We always seem to think the world is changing beyond recognition, or is about to. But that's actually something we have in common with our forebears: throughout most of history they thought so too, and said so. I believe it could be demonstrated that anybody, anytime, who lived to a ripe old age lived in a world that was very different, in some way that mattered to him or her, than what he or she had grown up in. I believe any older person throughout most of history would tell you that the world had changed vastly since their time.

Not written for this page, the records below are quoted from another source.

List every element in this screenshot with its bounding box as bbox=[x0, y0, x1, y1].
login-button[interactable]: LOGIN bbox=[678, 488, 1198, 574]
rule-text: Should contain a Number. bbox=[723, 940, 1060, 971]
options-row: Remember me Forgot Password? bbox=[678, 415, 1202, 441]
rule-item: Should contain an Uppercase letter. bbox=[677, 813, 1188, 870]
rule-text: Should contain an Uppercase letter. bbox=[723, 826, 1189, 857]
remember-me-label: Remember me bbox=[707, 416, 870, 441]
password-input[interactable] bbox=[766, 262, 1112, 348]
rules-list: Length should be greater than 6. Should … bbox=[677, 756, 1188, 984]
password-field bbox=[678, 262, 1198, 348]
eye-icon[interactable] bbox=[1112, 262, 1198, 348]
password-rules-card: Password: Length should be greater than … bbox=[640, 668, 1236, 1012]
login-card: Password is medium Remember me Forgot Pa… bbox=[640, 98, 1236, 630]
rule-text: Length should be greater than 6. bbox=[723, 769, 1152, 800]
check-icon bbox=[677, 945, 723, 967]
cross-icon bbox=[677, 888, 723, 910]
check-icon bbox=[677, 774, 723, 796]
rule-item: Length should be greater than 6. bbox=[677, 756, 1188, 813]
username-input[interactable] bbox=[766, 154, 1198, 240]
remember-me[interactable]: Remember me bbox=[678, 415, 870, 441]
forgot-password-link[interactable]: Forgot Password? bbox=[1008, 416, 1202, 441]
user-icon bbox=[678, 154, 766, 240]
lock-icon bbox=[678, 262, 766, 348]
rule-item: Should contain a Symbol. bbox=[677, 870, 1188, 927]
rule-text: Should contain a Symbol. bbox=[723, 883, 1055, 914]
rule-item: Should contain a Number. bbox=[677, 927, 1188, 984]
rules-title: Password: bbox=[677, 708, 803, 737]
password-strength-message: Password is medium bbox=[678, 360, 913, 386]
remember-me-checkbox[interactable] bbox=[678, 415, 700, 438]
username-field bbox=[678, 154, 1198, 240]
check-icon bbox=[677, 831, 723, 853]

And that isn't necessarily about technology. We speak and think differently from 1960. We say "he and she" or sometimes just "she" where it used to be "he". In India, who you break bread with isn't so much of an issue anymore. America might get an Afro-American President. But how deep do these changes really go? How far are they merely cosmetic? Do distinctions and inequalities merely take subtler forms? Or is one inequality exchanged for another? People live longer, and on the average certainly have more, but don't they still want whatever they want, just as badly? We've no real way of knowing whether people are really happier-whatever that means-or unhappier than they were.

What gets to me with the past is the glimpses we get of ourselves in a different situation, flashes of the same human nature across that "chasm of time" that one of the speakers I quoted thought he saw. There actually isn't anything in any record of the past that doesn't give us those glimpses. In the National Museum in Delhi is a small collection of clay toys from Mohenjodaro; these are possibly the oldest toys in existence. I'm sure it's possible to describe them very usefully in academic, archaeological or anthropological terminology. But they're attractive, ingenious little toys and they have to have been made by someone for some particular child: it's more natural to simply imagine the state of mind of the person making them for that kid five thousand years ago; and to imagine the child as it got the toy.

The story of David and Goliath, as told in the King James Version of the Bible that my generation was brought up on starts with David being sent to deliver some provisions to his brothers in the army. But his father Jesse adds, "And carry these ten cheeses unto the captain of their thousand." It was those ten cheeses for the captain that stuck in my mind the last time I read the whole passage, which could have been four decades ago. A completely gratuitous bit of information, as far as the story is concerned, wholly irrelevant to the narrative, and by our standards not necessarily a very honourable way to behave (for either Jesse or the captain). But, perhaps for those reasons, it came across to me as an unexpected flash of real life, and real human nature, across that chasm.

The past is another country-another culture, another economy, another society, another polity, a different dialect even where it's the same language. But it is inhabited by the same kind of people, in the same human condition. Those people are usually getting it wrong and having to start over: that's what the first three chapters of the Book of Genesis are all about. This is a Christian school, but whatever our personal answers to the bigger questions-including the one of living without an answer to them-you can be sure they were thought of a long time ago. What we read in Proverbs is as true across generations as it is across geographies: "As in water face answereth to face, so the heart of man to man."

I know the future will always take us by surprise-nobody ever predicted the most important changes in the world, in any era. I like to think you'll come back here at about my age, from a very different world and find some comfort in all the things that haven't changed. I hope you'll change the world, and yet know what hasn't changed-and can't. Good luck!